Na prática, observamos que muitos empreendimentos ainda concentram seus esforços no atendimento às exigências dos órgãos ambientais, deixando em segundo plano aspectos igualmente relevantes, como a efetividade das barreiras de prevenção, a capacidade de resposta a emergências, a integração entre as áreas operacionais e a governança dos riscos.

Uma gestão eficiente deve considerar, entre outros aspectos:

  • Identificação e avaliação dos riscos operacionais e socioambientais;
  • Vazamentos de óleo, combustíveis e produtos perigosos;
  • Contaminação de águas superficiais e sedimentos;
  • Gestão de resíduos sólidos e perigosos;
  • Controle de emissões atmosféricas e ruídos;
  • Segurança da navegação e das operações portuárias;
  • Impactos sobre comunidades costeiras e ribeirinhas;
  • Proteção da biodiversidade e de áreas ambientalmente sensíveis;
  • Preparação e resposta a emergências ambientais;
  • Planos de continuidade dos negócios;
  • Avaliação das empresas contratadas e da cadeia de fornecedores;
  • Governança, indicadores de desempenho e melhoria contínua.

O grande diferencial das organizações mais maduras é que elas não esperam que um acidente aconteça para descobrir suas vulnerabilidades.

Elas utilizam metodologias estruturadas, como Bow Tie, Análise de Barreiras, Due Diligence Socioambiental, Avaliação de Maturidade ESG e Gestão Integrada de Riscos, para identificar falhas antes que se transformem em acidentes.

Essa abordagem permite visualizar claramente:

  • quais são as ameaças;
  • quais barreiras preventivas existem;
  • quais barreiras mitigadoras precisam ser fortalecidas;
  • quem é responsável por cada controle;
  • quais indicadores demonstram a efetividade dessas barreiras.

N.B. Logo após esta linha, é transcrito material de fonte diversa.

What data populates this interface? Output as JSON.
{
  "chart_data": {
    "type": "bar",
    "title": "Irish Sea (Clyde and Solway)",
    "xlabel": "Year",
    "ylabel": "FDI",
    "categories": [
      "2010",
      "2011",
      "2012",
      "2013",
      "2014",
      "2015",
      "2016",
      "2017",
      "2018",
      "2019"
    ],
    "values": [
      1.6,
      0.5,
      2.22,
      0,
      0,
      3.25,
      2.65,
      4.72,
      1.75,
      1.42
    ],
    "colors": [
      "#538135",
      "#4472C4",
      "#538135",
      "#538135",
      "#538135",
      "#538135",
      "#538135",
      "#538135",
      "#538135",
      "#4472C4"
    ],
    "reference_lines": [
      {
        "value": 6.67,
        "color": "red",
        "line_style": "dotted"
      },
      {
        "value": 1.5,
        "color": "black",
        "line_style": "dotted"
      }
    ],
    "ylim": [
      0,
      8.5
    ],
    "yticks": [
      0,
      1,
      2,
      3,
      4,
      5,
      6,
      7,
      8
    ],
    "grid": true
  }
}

Esse nível de gestão é cada vez mais observado por bancos, seguradoras, investidores, fundos de investimento, clientes internacionais e empresas que operam cadeias globais de suprimentos.

Não basta possuir procedimentos e documentos.

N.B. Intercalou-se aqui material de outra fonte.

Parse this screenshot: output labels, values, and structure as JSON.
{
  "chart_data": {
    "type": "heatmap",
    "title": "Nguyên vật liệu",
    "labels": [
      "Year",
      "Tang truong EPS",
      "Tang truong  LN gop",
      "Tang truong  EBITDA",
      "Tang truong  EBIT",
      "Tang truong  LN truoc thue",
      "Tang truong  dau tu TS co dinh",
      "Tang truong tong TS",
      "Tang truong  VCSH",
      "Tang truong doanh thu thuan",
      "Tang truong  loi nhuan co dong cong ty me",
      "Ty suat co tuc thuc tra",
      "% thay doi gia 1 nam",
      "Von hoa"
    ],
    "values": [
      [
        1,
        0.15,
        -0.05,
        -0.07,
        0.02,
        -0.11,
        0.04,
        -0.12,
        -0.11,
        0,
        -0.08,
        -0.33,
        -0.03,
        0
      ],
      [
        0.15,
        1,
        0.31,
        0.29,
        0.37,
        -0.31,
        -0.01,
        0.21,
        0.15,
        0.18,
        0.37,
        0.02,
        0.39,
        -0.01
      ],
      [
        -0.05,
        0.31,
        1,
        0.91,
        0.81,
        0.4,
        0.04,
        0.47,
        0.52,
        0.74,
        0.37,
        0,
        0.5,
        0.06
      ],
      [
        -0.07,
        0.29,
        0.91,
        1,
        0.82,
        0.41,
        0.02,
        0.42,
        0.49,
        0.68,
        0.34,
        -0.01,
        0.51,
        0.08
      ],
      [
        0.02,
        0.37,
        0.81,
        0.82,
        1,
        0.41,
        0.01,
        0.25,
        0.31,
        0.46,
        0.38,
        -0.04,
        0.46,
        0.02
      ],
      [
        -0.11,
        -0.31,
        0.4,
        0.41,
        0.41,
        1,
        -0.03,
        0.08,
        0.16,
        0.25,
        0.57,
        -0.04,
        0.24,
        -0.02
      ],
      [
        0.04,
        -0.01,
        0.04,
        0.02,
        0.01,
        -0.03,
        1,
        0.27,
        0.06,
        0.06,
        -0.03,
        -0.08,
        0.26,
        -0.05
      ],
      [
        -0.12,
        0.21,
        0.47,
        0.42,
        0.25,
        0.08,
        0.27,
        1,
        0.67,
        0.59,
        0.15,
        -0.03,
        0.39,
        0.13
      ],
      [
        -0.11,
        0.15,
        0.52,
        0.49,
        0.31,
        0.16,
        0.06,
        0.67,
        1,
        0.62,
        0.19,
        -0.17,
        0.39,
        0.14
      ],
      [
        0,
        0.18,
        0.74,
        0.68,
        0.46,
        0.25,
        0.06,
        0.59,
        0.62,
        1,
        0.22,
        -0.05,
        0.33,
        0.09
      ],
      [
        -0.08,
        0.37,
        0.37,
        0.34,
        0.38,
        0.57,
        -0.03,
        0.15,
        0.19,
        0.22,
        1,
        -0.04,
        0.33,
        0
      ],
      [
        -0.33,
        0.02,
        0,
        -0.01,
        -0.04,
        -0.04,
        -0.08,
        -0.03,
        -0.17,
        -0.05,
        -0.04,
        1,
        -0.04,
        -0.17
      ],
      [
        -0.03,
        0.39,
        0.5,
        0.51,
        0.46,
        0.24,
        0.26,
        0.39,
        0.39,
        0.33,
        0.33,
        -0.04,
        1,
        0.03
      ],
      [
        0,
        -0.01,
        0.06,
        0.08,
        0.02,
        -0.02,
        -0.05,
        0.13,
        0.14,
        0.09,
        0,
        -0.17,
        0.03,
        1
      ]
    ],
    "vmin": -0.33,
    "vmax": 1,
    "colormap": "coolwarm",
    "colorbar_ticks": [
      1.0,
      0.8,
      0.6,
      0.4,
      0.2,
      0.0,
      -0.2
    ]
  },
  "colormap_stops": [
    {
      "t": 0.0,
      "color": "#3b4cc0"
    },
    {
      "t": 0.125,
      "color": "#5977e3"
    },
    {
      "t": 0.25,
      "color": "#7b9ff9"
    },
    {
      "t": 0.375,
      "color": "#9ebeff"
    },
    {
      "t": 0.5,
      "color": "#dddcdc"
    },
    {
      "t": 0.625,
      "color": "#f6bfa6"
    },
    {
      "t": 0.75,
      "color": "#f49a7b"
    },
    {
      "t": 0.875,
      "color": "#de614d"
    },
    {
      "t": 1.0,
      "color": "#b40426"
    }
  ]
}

É preciso demonstrar que os controles funcionam, que os riscos são monitorados continuamente e que existe uma cultura organizacional voltada para prevenção.

Essa é exatamente a essência da boa governança ESG.

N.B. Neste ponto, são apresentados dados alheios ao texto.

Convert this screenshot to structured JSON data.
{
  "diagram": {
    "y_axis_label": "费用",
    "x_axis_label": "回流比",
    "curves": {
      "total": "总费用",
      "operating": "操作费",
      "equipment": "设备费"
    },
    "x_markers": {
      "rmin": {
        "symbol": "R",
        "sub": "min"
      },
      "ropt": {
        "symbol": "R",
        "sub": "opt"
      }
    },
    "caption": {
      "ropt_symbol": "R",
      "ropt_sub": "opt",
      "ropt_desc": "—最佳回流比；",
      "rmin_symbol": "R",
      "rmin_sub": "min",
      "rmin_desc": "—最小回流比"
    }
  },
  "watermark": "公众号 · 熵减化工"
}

Na Roberto Roche & Associados, temos aplicado essa visão em avaliações de maturidade ESG, due diligences para operações de M&A, programas de gestão de riscos socioambientais e desenvolvimento de estratégias para fortalecer a governança de empresas que atuam em infraestrutura, logística, energia e indústria.

Nossa experiência internacional demonstra que investir na prevenção custa muito menos do que responder a um acidente ambiental, uma interrupção operacional ou uma crise reputacional.

A verdadeira maturidade em gestão de riscos não é medida pela ausência de acidentes, mas pela capacidade da organização de antecipar ameaças, fortalecer suas barreiras de proteção e construir operações cada vez mais seguras, resilientes e sustentáveis.

Como sua organização está gerenciando os riscos socioambientais em seus portos, estaleiros, marinas ou operações hidroviárias? A prevenção ainda é vista como custo ou já faz parte da estratégia do negócio?